Another tool we have to help us develop character in our lives, and in the lives of our kids, is to learn wisdom from the book of Proverbs. One simple way to do this is to read a chapter of Proverbs each day, corresponding with the day of the month, and underline verses that God uses to speak to you about practical life decisions.
As these become more and more a part of our lives, it helps establish and reinforce our spiritual and character “righting reflex.” You will be amazed at how much practical wisdom and advice you will find in the book of Proverbs, on subjects like finances, investing, character, raising children, choosing friends, controlling your tongue, dealing with anger, and general interpersonal relationship advice. As you discover truths that will help your kids, find ways to communicate that advice to them and explore ways they can develop that skill in their lives.
Many of us turn to God for advice in important decisions we are facing, and this is great. But we also need to develop a godly character in our lives and in our kids’ lives that gives us all a consistent character pattern which will kick into action when we are facing unexpected decisions that don’t give us time to go look up Bible verses or seek the advice of others.
We need to develop an internal moral compass that constantly directs us to which way is up and which way is down and to habitually respond to temptations out of our internal reservoir of consistently godly ethics flowing from God’s indwelling Spirit and the words of Jesus within us.
We need to develop this ethical righting reflex today and in each day of our lives.
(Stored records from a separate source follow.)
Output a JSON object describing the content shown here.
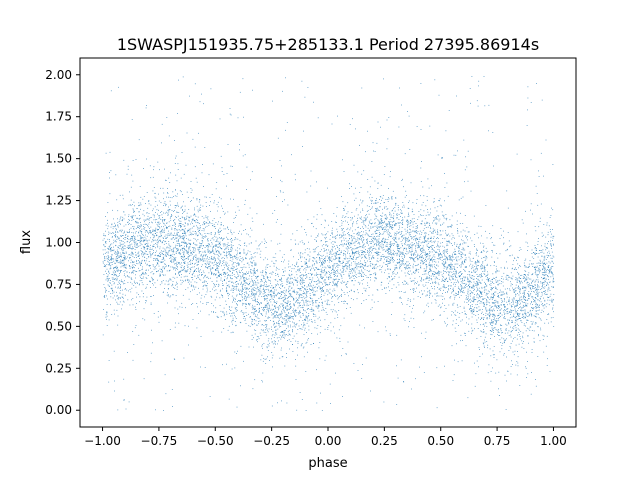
{
  "chart_data": {
    "type": "scatter",
    "title": "1SWASPJ151935.75+285133.1 Period 27395.86914s",
    "xlabel": "phase",
    "ylabel": "flux",
    "xlim": [
      -1.1,
      1.1
    ],
    "ylim": [
      -0.1,
      2.1
    ],
    "xticks": [
      -1.0,
      -0.75,
      -0.5,
      -0.25,
      0.0,
      0.25,
      0.5,
      0.75,
      1.0
    ],
    "xtick_labels": [
      "−1.00",
      "−0.75",
      "−0.50",
      "−0.25",
      "0.00",
      "0.25",
      "0.50",
      "0.75",
      "1.00"
    ],
    "yticks": [
      0.0,
      0.25,
      0.5,
      0.75,
      1.0,
      1.25,
      1.5,
      1.75,
      2.0
    ],
    "ytick_labels": [
      "0.00",
      "0.25",
      "0.50",
      "0.75",
      "1.00",
      "1.25",
      "1.50",
      "1.75",
      "2.00"
    ],
    "grid": false,
    "legend": "none",
    "series": [
      {
        "color": "#1f77b4",
        "marker": "point",
        "phase_range": [
          -1.0,
          1.0
        ],
        "mean_flux_curve": {
          "x": [
            -1.0,
            -0.9,
            -0.8,
            -0.75,
            -0.7,
            -0.6,
            -0.5,
            -0.4,
            -0.3,
            -0.25,
            -0.2,
            -0.1,
            0.0,
            0.1,
            0.2,
            0.25,
            0.3,
            0.4,
            0.5,
            0.6,
            0.7,
            0.75,
            0.8,
            0.9,
            1.0
          ],
          "y": [
            0.85,
            0.93,
            1.0,
            1.02,
            1.0,
            0.96,
            0.9,
            0.8,
            0.68,
            0.63,
            0.62,
            0.7,
            0.85,
            0.93,
            1.0,
            1.02,
            1.0,
            0.96,
            0.9,
            0.8,
            0.68,
            0.63,
            0.62,
            0.7,
            0.85
          ]
        },
        "typical_scatter": 0.15,
        "flux_extent": [
          0.0,
          2.0
        ]
      }
    ]
  }
}
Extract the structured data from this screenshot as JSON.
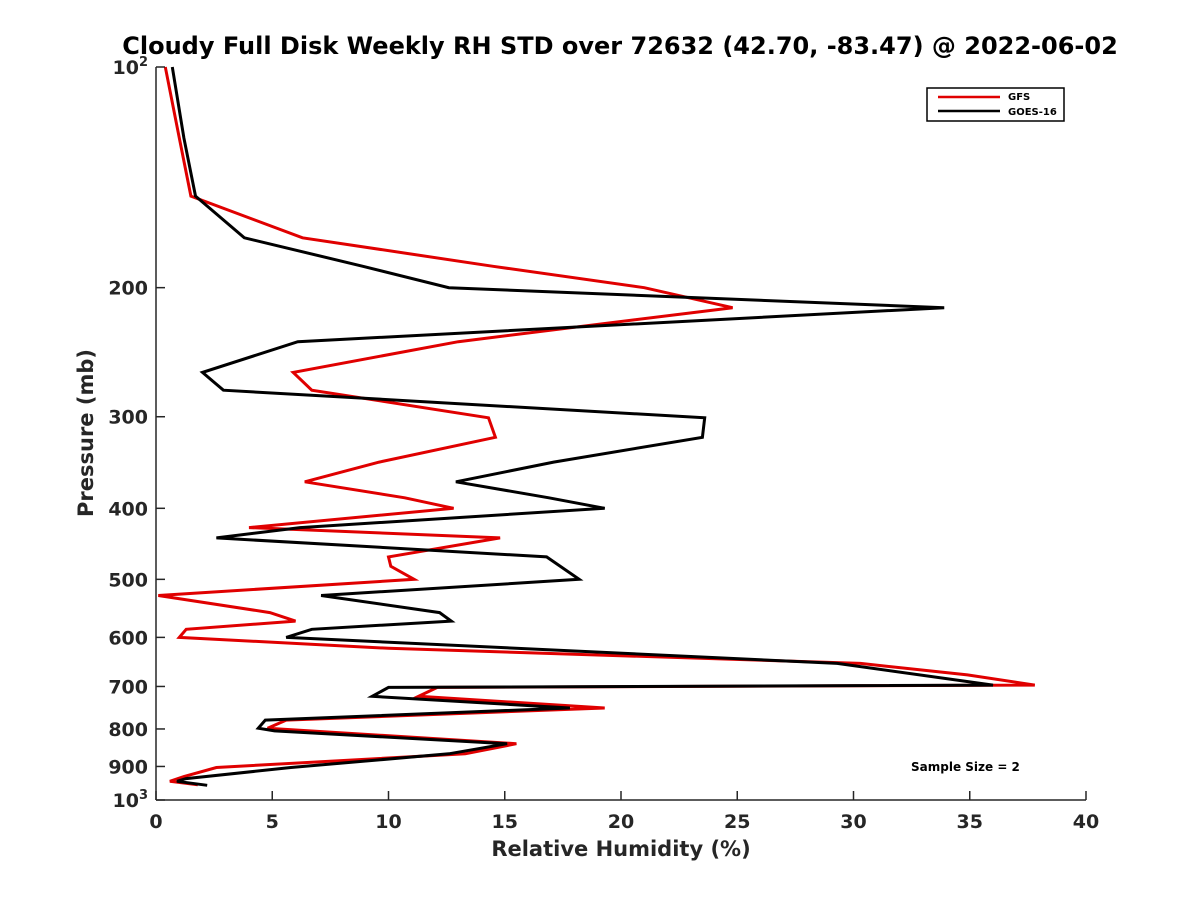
{
  "chart_data": {
    "type": "line",
    "title": "Cloudy Full Disk Weekly RH STD over 72632 (42.70, -83.47) @ 2022-06-02",
    "xlabel": "Relative Humidity (%)",
    "ylabel": "Pressure (mb)",
    "xlim": [
      0,
      40
    ],
    "ylim": [
      100,
      1000
    ],
    "y_scale": "log",
    "y_reversed": true,
    "x_ticks": [
      0,
      5,
      10,
      15,
      20,
      25,
      30,
      35,
      40
    ],
    "x_tick_labels": [
      "0",
      "5",
      "10",
      "15",
      "20",
      "25",
      "30",
      "35",
      "40"
    ],
    "y_ticks": [
      {
        "value": 100,
        "base": "10",
        "exp": "2"
      },
      {
        "value": 200,
        "label": "200"
      },
      {
        "value": 300,
        "label": "300"
      },
      {
        "value": 400,
        "label": "400"
      },
      {
        "value": 500,
        "label": "500"
      },
      {
        "value": 600,
        "label": "600"
      },
      {
        "value": 700,
        "label": "700"
      },
      {
        "value": 800,
        "label": "800"
      },
      {
        "value": 900,
        "label": "900"
      },
      {
        "value": 1000,
        "base": "10",
        "exp": "3"
      }
    ],
    "grid": false,
    "legend_position": "top-right",
    "annotation": "Sample Size = 2",
    "series": [
      {
        "name": "GFS",
        "color": "#e00000",
        "points": [
          [
            0.4,
            100
          ],
          [
            1.0,
            125
          ],
          [
            1.5,
            150
          ],
          [
            6.3,
            171
          ],
          [
            14.5,
            187
          ],
          [
            21.0,
            200
          ],
          [
            24.8,
            213
          ],
          [
            13.0,
            237
          ],
          [
            5.9,
            261
          ],
          [
            6.7,
            276
          ],
          [
            14.3,
            301
          ],
          [
            14.6,
            320
          ],
          [
            9.6,
            346
          ],
          [
            6.4,
            368
          ],
          [
            10.7,
            387
          ],
          [
            12.8,
            400
          ],
          [
            4.0,
            425
          ],
          [
            14.8,
            439
          ],
          [
            10.0,
            466
          ],
          [
            10.1,
            480
          ],
          [
            11.1,
            500
          ],
          [
            0.1,
            526
          ],
          [
            4.9,
            555
          ],
          [
            6.0,
            570
          ],
          [
            1.3,
            585
          ],
          [
            1.0,
            600
          ],
          [
            10.0,
            621
          ],
          [
            30.3,
            651
          ],
          [
            34.9,
            675
          ],
          [
            37.8,
            697
          ],
          [
            12.1,
            702
          ],
          [
            11.3,
            722
          ],
          [
            19.3,
            749
          ],
          [
            5.6,
            778
          ],
          [
            4.8,
            798
          ],
          [
            15.5,
            838
          ],
          [
            13.3,
            865
          ],
          [
            2.6,
            903
          ],
          [
            1.2,
            929
          ],
          [
            0.6,
            943
          ],
          [
            1.8,
            953
          ]
        ]
      },
      {
        "name": "GOES-16",
        "color": "#000000",
        "points": [
          [
            0.7,
            100
          ],
          [
            1.2,
            125
          ],
          [
            1.7,
            150
          ],
          [
            3.8,
            171
          ],
          [
            8.9,
            187
          ],
          [
            12.6,
            200
          ],
          [
            33.9,
            213
          ],
          [
            6.1,
            237
          ],
          [
            2.0,
            261
          ],
          [
            2.9,
            276
          ],
          [
            23.6,
            301
          ],
          [
            23.5,
            320
          ],
          [
            17.1,
            346
          ],
          [
            12.9,
            368
          ],
          [
            16.9,
            387
          ],
          [
            19.3,
            400
          ],
          [
            6.2,
            425
          ],
          [
            2.6,
            439
          ],
          [
            16.8,
            466
          ],
          [
            18.2,
            500
          ],
          [
            7.1,
            526
          ],
          [
            12.2,
            555
          ],
          [
            12.7,
            570
          ],
          [
            6.7,
            585
          ],
          [
            5.6,
            600
          ],
          [
            29.3,
            651
          ],
          [
            36.0,
            697
          ],
          [
            10.0,
            702
          ],
          [
            9.3,
            722
          ],
          [
            17.8,
            749
          ],
          [
            4.7,
            778
          ],
          [
            4.4,
            798
          ],
          [
            5.1,
            805
          ],
          [
            15.1,
            838
          ],
          [
            12.6,
            865
          ],
          [
            5.8,
            903
          ],
          [
            1.3,
            935
          ],
          [
            0.9,
            943
          ],
          [
            2.2,
            955
          ]
        ]
      }
    ]
  }
}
It is a little like learning to drive via experience and thus being able to quickly react appropriately within seconds of a presented danger.
One never knows when his or her life will suddenly be thrown into the air, and we need to know instinctively how to land on our feet. This is only possible by God’s grace and by developing an internal gyroscope for continual autonomic adjustments to our character’s stability and veracity. Active, consistent godly character will help us land on our feet when that is unexpectedly required of us.